1.24.2010

A Most Uncomfortable Moment


This coming Wednesday, January 27, 2010, at approximately 8pm EST, President Obama will stand at a podium to deliver his 1st State of the Union Speech to the nation. The irony of the timing could not be more pronounced. 

For on that very day another address will probably steal the the President's thunder. Steve Jobs is expected to use his highly-anticipated early afternoon talk to unveil the latest in a string of innovative, revolutionary Apple products, the iTablet, which will dominate the consumer electronic category, breathing life into a dormant economy. . . which is a bit more than anyone expects will come from the pulpit in the evening. 

But back to the President and his speech.

The State of the Union proceedings are full of customs, with attendance, seating arrangements and even the first line of the President's speech, already laid out. And therein lies the rub.

This will perhaps be the most uncomfortable State of the Union in our nations history. Since the State of the Union was not read aloud by a President from 1801 to 1923, instead being delivered in written text to Congress, there was no SOTU address preceding the Civil War, which would have been the only time I can imagine being as uncomfortable.

The problem is not in what the President will say after all the formalities are covered, it's everything up to that point.

The President has to stand in front of a seated Speaker Nancy Pelosi and Vice-President Joe Biden. While Biden remains a fairly popular figure with the public, he has, much to everyone's surprise, been pushed far into the background during this first year of the Obama Administration. Speaker Pelosi,on the other hand, has one of the lowest public approval ratings of any person to hold that position. And she is the person who must call the chamber to order.

Next, we must then consider that both the entire House and Senate will be seated before the President. This at a time when these members Congress are under attack (rightfully) by members of their own party.

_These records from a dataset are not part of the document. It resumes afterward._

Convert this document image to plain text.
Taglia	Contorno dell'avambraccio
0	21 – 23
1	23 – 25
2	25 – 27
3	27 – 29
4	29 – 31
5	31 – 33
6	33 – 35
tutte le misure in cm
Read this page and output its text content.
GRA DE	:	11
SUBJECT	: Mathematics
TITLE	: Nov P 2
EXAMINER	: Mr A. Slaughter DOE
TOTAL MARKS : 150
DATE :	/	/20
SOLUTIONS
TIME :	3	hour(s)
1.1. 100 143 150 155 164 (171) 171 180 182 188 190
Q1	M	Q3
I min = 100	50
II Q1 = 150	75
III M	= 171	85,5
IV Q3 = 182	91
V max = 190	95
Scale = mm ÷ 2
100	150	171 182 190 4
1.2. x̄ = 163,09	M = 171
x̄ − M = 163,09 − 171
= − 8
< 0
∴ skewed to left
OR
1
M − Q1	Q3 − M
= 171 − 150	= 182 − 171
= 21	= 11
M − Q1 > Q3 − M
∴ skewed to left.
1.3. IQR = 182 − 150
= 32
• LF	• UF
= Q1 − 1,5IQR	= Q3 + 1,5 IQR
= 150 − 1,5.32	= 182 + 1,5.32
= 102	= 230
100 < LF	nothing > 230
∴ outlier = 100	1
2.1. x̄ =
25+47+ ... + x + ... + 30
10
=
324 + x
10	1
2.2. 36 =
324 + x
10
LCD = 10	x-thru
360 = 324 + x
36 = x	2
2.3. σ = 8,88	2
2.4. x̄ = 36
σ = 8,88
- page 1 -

 Democrats are only now awakening to the wrath of the Progressive members of the party, who are seizing on the loss of Ted Kennedy's Senate seat in Massachusetts this week, to redirect their political contributions and assail the parties actions over the past 12 months in print and in the blogosphere. 

Republicans are grappling with how to appease the  Teabagger element of it's party, who have already won seats in the Senate and Governors mansions across the country, by running it's candidates against other Republicans.

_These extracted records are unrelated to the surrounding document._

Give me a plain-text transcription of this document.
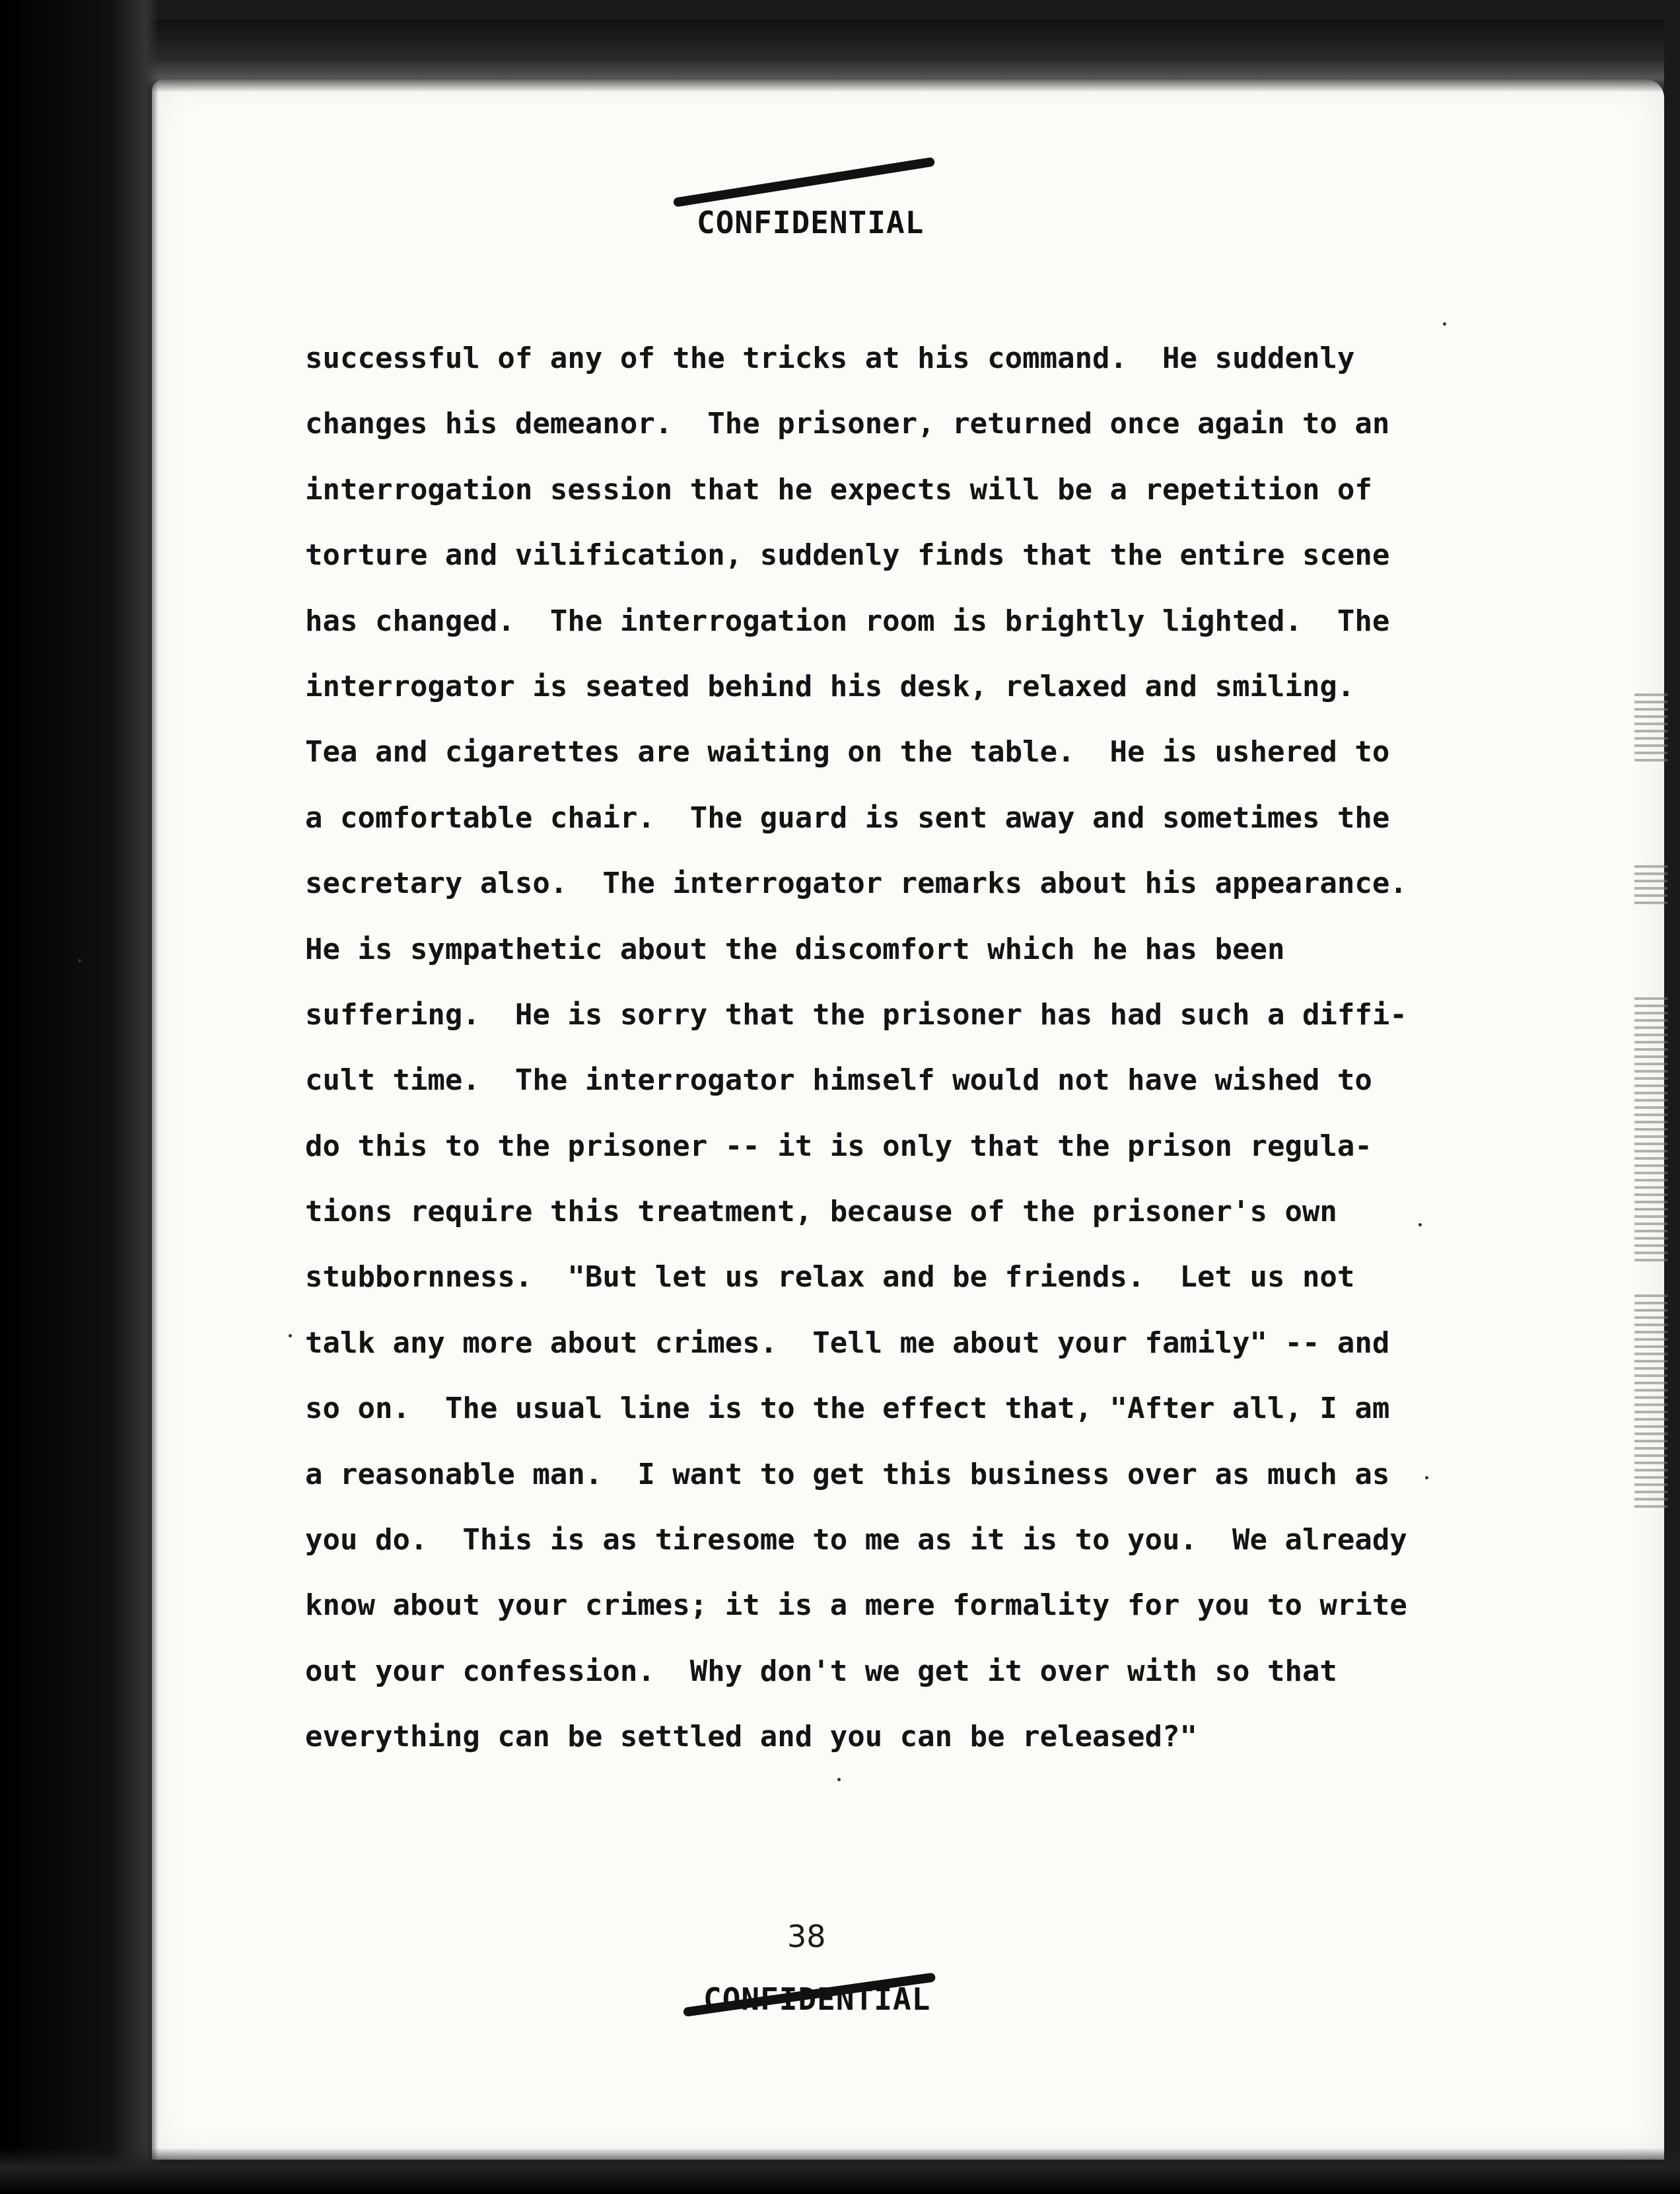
CONFIDENTIAL
successful of any of the tricks at his command.  He suddenly
changes his demeanor.  The prisoner, returned once again to an
interrogation session that he expects will be a repetition of
torture and vilification, suddenly finds that the entire scene
has changed.  The interrogation room is brightly lighted.  The
interrogator is seated behind his desk, relaxed and smiling.
Tea and cigarettes are waiting on the table.  He is ushered to
a comfortable chair.  The guard is sent away and sometimes the
secretary also.  The interrogator remarks about his appearance.
He is sympathetic about the discomfort which he has been
suffering.  He is sorry that the prisoner has had such a diffi-
cult time.  The interrogator himself would not have wished to
do this to the prisoner -- it is only that the prison regula-
tions require this treatment, because of the prisoner's own
stubbornness.  "But let us relax and be friends.  Let us not
talk any more about crimes.  Tell me about your family" -- and
so on.  The usual line is to the effect that, "After all, I am
a reasonable man.  I want to get this business over as much as
you do.  This is as tiresome to me as it is to you.  We already
know about your crimes; it is a mere formality for you to write
out your confession.  Why don't we get it over with so that
everything can be settled and you can be released?"
38
CONFIDENTIAL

Congress, as a whole, is polling far worse than even Speaker Pelosi.

Seated in front of the Congress will be members of the Presidential Cabinet. Among their number will be the Secretary of Defense, Robert Gates, and the Joint Chiefs of Staff. The public dismay with two costly and increasingly deadly wars (one of which we just escalated), allegations of murder at Gitmo, military contractor misconduct (some criminal), ballooning budgets (46% of the total national budget) and the increasingly shocking revelations about CIA actions in regard to secretly run black sites still being run around the globe, have a growing chorus calling for the President to relieve Secretary Gates of his duty, in an effort to seek a needed new direction on these fronts.

And then there are the members of the very first row, the Justices of the Supreme Court. After Thursday's ruling in favor of granting 1st Amendment Rights to corporations, this will be the first time in the television era where these nine men and women will be more than "the people people in black." Without getting into the details of the decision itself, the public outcry over the ruling has been rancorous and, with each day giving understanding of it's impact, fearful.

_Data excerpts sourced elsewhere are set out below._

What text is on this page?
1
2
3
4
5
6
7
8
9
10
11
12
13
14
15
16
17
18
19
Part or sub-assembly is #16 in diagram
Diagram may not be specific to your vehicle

Then there's President Obama, who has spent a year throwing away nearly every bit of the enormous political capital he was swept into office with in his efforts to "make friends" with legislators who have: questioned his citizenship, distributed political fliers with racist themes about himself and members of his family, called him a liar ON THE FLOOR OF CONGRESS ON NATIONAL TELEVISION, refused Cabinet positions he has offered, stalled every piece of legislation he has asked for from the Congress and spent the summer starting and stoking fears of his creating "Death panels" that would kill their family members. 

In the 1st year in office, no President has ever seen a larger drop in the public approval rating. Made more remarkable because, no President in the modern era has ever entered the Oval Office with higher approval ratings than Barrack Obama.

President Obama's signature piece of legislation, the Health Care reform that became the Health Insurance reform Bill, is hugely unpopular and has still not reached his desk. This despite the President setting a deadline of early-August 2009, then October, then Christmas and lastly, before his State of the Union speech. 

With Congress, at the President's direction, working on appeasing the minority opposition party, every other piece of important legislation had to be tabled in an effort to "get things done" on Health Care. And things have not "got done."

So it is in this environment, with the specter of; 10.5% (officially, though some estimates are now at 18.9%) Unemployment, Wall Street Holding the country's credit system hostage, record foreclosure, record evictions, municipal and state governments cutting back on critical services due to financial struggles (to the point of California holding a state-run garage sale) and withering American industries, from automobiles to insurance to retailers, hanging over his head, the President is required by protocol, to deliver this as the first line of his speech:

"Ladies and Gentlemen, the State of the Union is strong."

Regardless of how eloquent or soaring the speech is from that point, this requirement will seem detached from the realities for many in the country, and make for a most uncomfortable moment.